Your verification ID is: guDlT7MCuIOFFHSbB3jPFN5QLaQ Big Computing: Analytics, Sabermetrics, Data Mining...Why can't we all just get along?

Tuesday, April 12, 2011

Analytics, Sabermetrics, Data Mining...Why can't we all just get along?

Sabermetrics was a term coined by Bill James to describe the analysis of baseball through objective evidence. Saber, or more accurately SABR, stands for the Society for American Baseball Research. With Bill James as its advocate. Sabermetrics has changed the way baseball is played. No easy task in a sport so encumbered by tradition. Baseball probably collects more data during a game than any other sport and each team plays at least 162 games a year. Rich data territory compared to the 16 regular season games played in the NFL.  Sabermetrics has taken a hard look at the core beliefs of what statistics make a good baseball player or team and runs them against the cold judgement of analytics. The results showed that some previously treasured statistics like batting average were not as important statistics as once thought, but others like on base percentage were better indicators. This is predictive analytics at it best. So it is time to call Sabermatrics what it is analytics.

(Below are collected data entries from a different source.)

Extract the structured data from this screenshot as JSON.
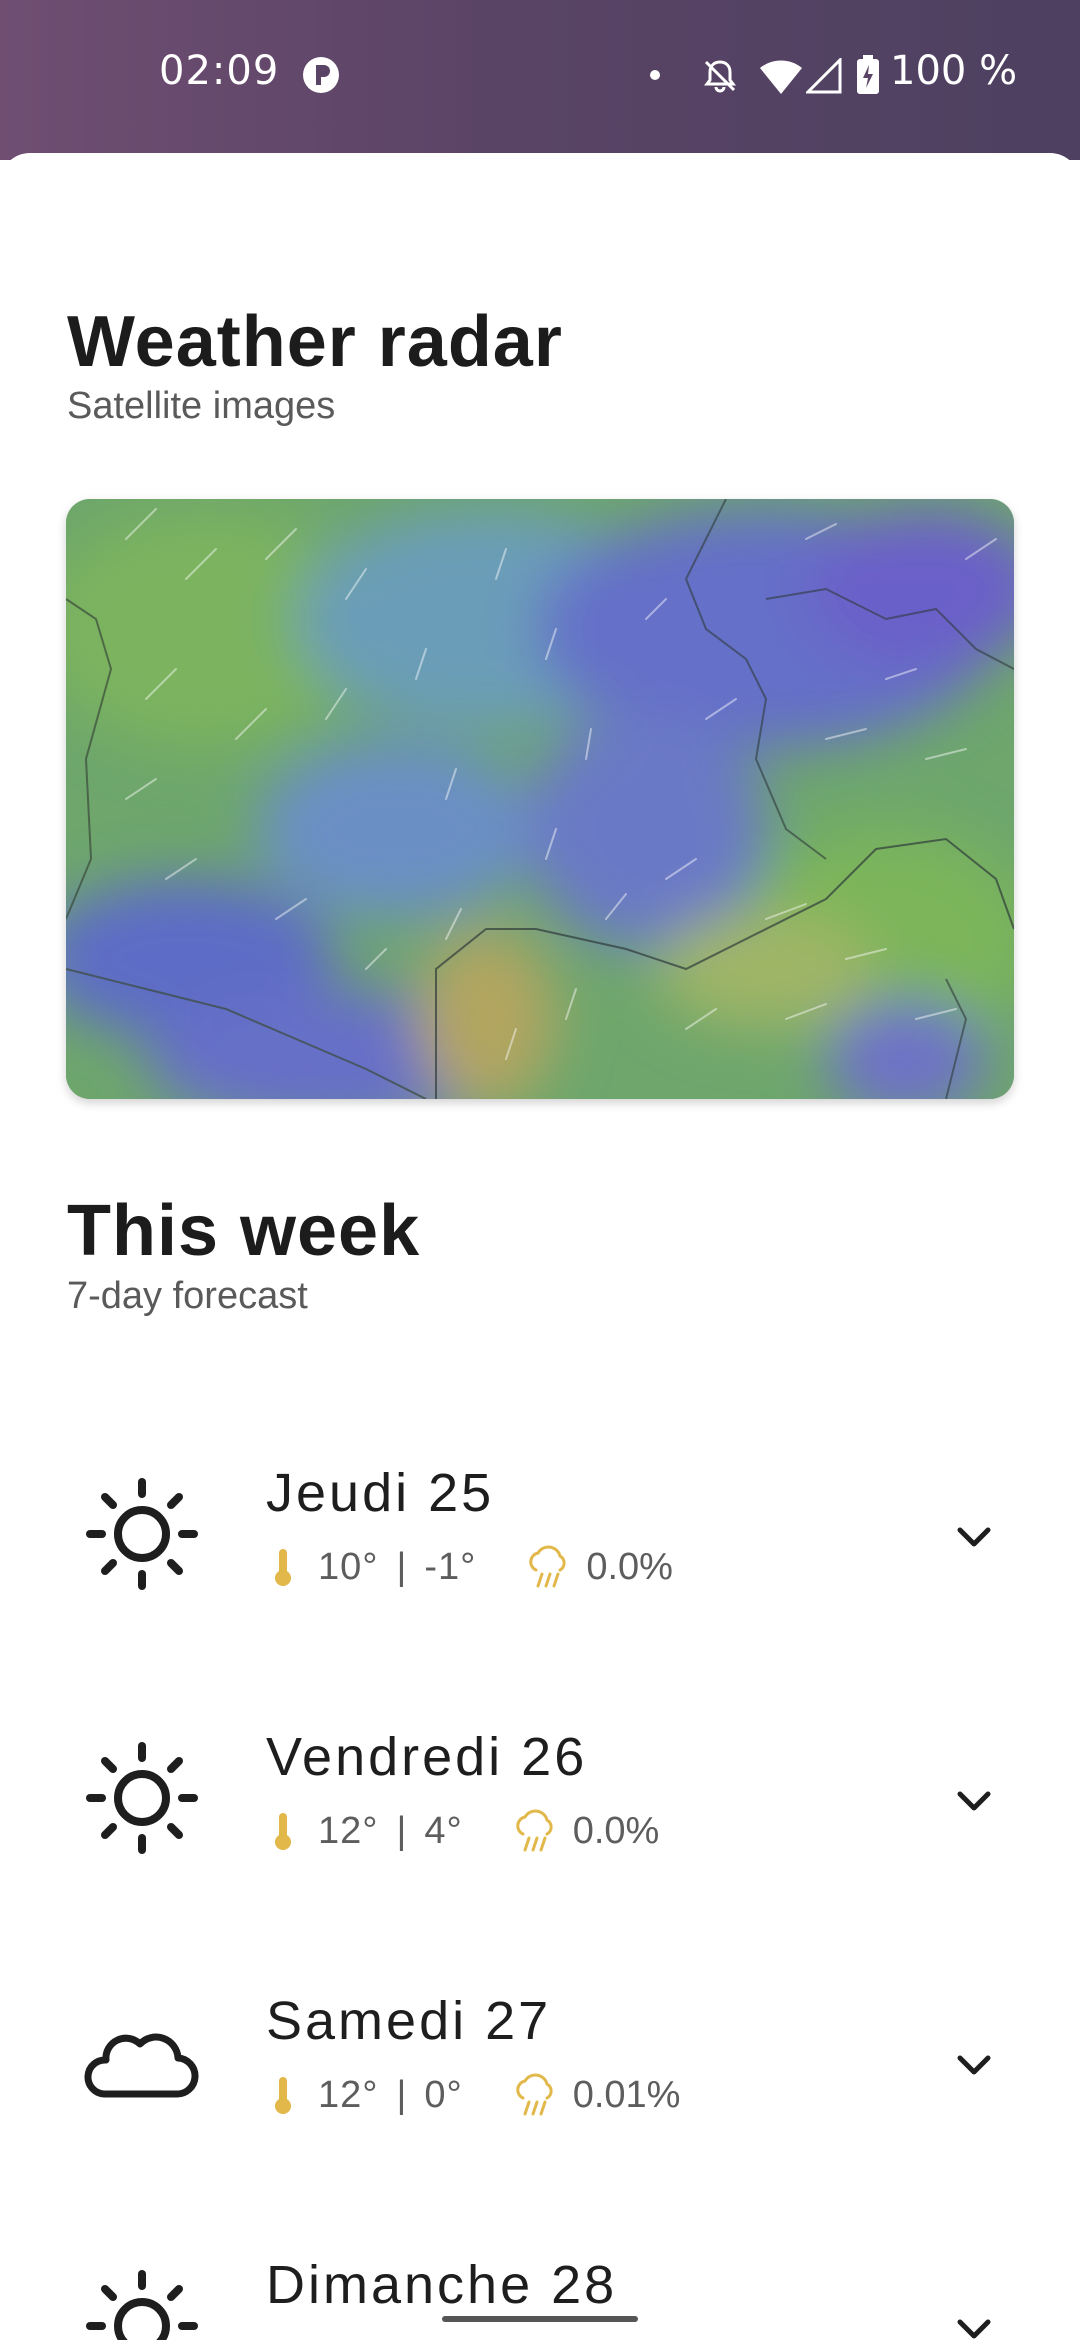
{
  "status_bar": {
    "time": "02:09",
    "battery_text": "100 %"
  },
  "radar": {
    "title": "Weather radar",
    "subtitle": "Satellite images"
  },
  "week": {
    "title": "This week",
    "subtitle": "7-day forecast",
    "days": [
      {
        "name": "Jeudi 25",
        "high": "10°",
        "low": "-1°",
        "rain": "0.0%",
        "icon": "sun-icon"
      },
      {
        "name": "Vendredi 26",
        "high": "12°",
        "low": "4°",
        "rain": "0.0%",
        "icon": "sun-icon"
      },
      {
        "name": "Samedi 27",
        "high": "12°",
        "low": "0°",
        "rain": "0.01%",
        "icon": "cloud-icon"
      },
      {
        "name": "Dimanche 28",
        "high": "",
        "low": "",
        "rain": "",
        "icon": "sun-icon"
      }
    ],
    "separator": "|"
  },
  "colors": {
    "accent": "#e2b84a",
    "title": "#1c1c1c",
    "subtitle": "#5a5a5a"
  }
}
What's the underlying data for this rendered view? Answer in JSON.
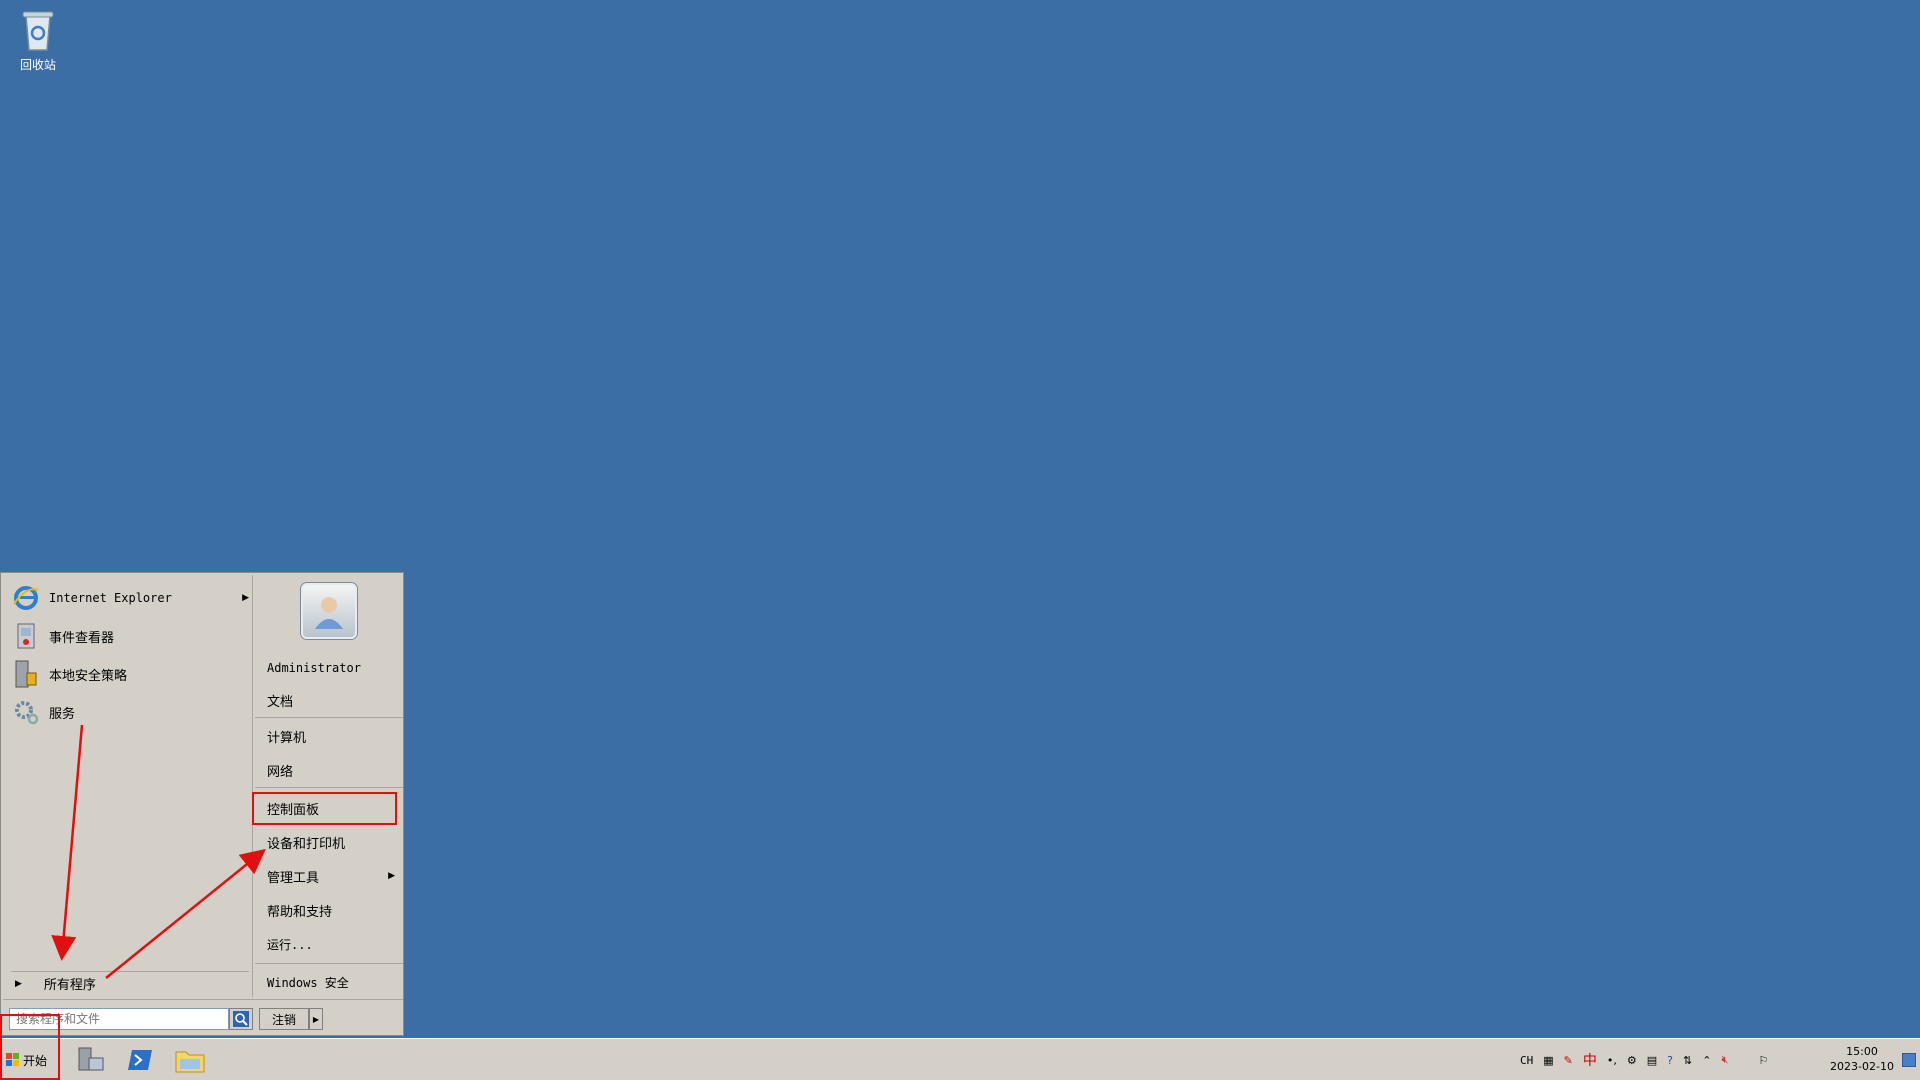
{
  "desktop": {
    "recycle_bin_label": "回收站"
  },
  "start_menu": {
    "programs": [
      {
        "label": "Internet Explorer",
        "icon": "internet-explorer-icon",
        "has_submenu": true
      },
      {
        "label": "事件查看器",
        "icon": "event-viewer-icon",
        "has_submenu": false
      },
      {
        "label": "本地安全策略",
        "icon": "local-security-policy-icon",
        "has_submenu": false
      },
      {
        "label": "服务",
        "icon": "services-gear-icon",
        "has_submenu": false
      }
    ],
    "all_programs_label": "所有程序",
    "user_name": "Administrator",
    "right_items": {
      "documents": "文档",
      "computer": "计算机",
      "network": "网络",
      "control_panel": "控制面板",
      "devices_printers": "设备和打印机",
      "admin_tools": "管理工具",
      "help_support": "帮助和支持",
      "run": "运行...",
      "windows_security": "Windows 安全"
    },
    "search_placeholder": "搜索程序和文件",
    "logoff_label": "注销"
  },
  "taskbar": {
    "start_label": "开始",
    "tray": {
      "lang": "CH",
      "ime": "中"
    },
    "clock_time": "15:00",
    "clock_date": "2023-02-10"
  },
  "colors": {
    "desktop": "#3a6ea5",
    "menu_bg": "#d4d0c8",
    "annotation": "#e01010"
  }
}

It is funny for all the impact Sabermetrics has had on baseball I believe it is still limited by the traditions of baseball. Let me give you some examples.

The Blog Sabermetic Research talks about Buck Showalter changing the way his base runners play to gain 5 runs per year which he claims is worth $10 million dollars. Makes sense if the data he is using is good, but the key here is the decision is claimed to be made solely on the numbers.

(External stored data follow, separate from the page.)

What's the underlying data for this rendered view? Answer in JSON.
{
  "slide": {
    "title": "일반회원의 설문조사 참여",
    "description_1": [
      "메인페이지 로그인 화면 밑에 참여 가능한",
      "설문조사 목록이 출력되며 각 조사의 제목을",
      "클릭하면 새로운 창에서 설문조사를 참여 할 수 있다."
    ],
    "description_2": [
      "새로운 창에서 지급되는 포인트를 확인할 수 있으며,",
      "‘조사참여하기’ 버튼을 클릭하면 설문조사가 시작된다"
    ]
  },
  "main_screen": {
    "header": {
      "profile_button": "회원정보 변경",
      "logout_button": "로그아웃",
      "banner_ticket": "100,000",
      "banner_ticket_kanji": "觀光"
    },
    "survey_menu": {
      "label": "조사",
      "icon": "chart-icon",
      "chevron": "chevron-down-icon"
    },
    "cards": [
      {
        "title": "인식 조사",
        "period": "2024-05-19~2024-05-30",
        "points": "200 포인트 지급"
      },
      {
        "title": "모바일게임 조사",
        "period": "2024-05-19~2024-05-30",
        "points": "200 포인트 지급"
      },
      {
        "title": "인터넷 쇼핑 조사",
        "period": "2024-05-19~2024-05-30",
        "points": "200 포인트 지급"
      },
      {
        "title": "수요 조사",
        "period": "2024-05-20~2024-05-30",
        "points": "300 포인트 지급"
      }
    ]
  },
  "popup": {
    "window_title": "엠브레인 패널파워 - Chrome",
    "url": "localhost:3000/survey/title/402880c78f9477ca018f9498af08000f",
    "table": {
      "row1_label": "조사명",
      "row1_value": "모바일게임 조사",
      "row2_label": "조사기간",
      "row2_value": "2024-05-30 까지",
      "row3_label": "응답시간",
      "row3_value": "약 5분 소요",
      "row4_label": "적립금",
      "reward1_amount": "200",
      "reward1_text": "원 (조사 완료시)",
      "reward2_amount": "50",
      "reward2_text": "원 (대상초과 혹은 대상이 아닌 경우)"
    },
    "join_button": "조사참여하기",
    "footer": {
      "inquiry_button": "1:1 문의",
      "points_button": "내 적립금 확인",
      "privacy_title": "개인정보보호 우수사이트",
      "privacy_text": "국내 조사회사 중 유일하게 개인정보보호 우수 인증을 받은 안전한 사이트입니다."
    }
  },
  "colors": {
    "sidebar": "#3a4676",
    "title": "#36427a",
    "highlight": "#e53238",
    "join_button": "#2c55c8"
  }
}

Pitching is another story. In baseball a starting pitcher must pitch five full innings in order to earn a decision (win/loss).  Many talk about the difference between ERAs of starting versus relief pitchers. The data clearly shows that relief pitchers, even when they are the same person,  have an overall ERA .50 lower than starting pitcher or better. Tango on Baseball touches on the subject in this article. My question is that if relief pitchers have a better ERA than stating pitchers, and starters are generally accepted to be better pitchers than relievers why aren't starters being used like relievers? The impact would be huge! A quick pass says this .50 ERA reduction in starting pitchers would result in 40 less runs allowed by a team over the course of a season! Using Showalter math that is $80 million dollars. I believe the reason that this is not looked at as a solution is because of tradition. If starting pitchers where used like relievers they would never pitcher 5 innings, and therefore would never get  a decision. This would be a fundamental change in the way baseball is played.

In defense of Sabermetricians, there has been some discussion that ERA, like BA, is not a very useful statistic. This would mean that conclusions drawn from those statistics may not be as useful as they appear. I have not seen anything on starters versus relievers in terms of CERA, dERA, DICE or DIPS.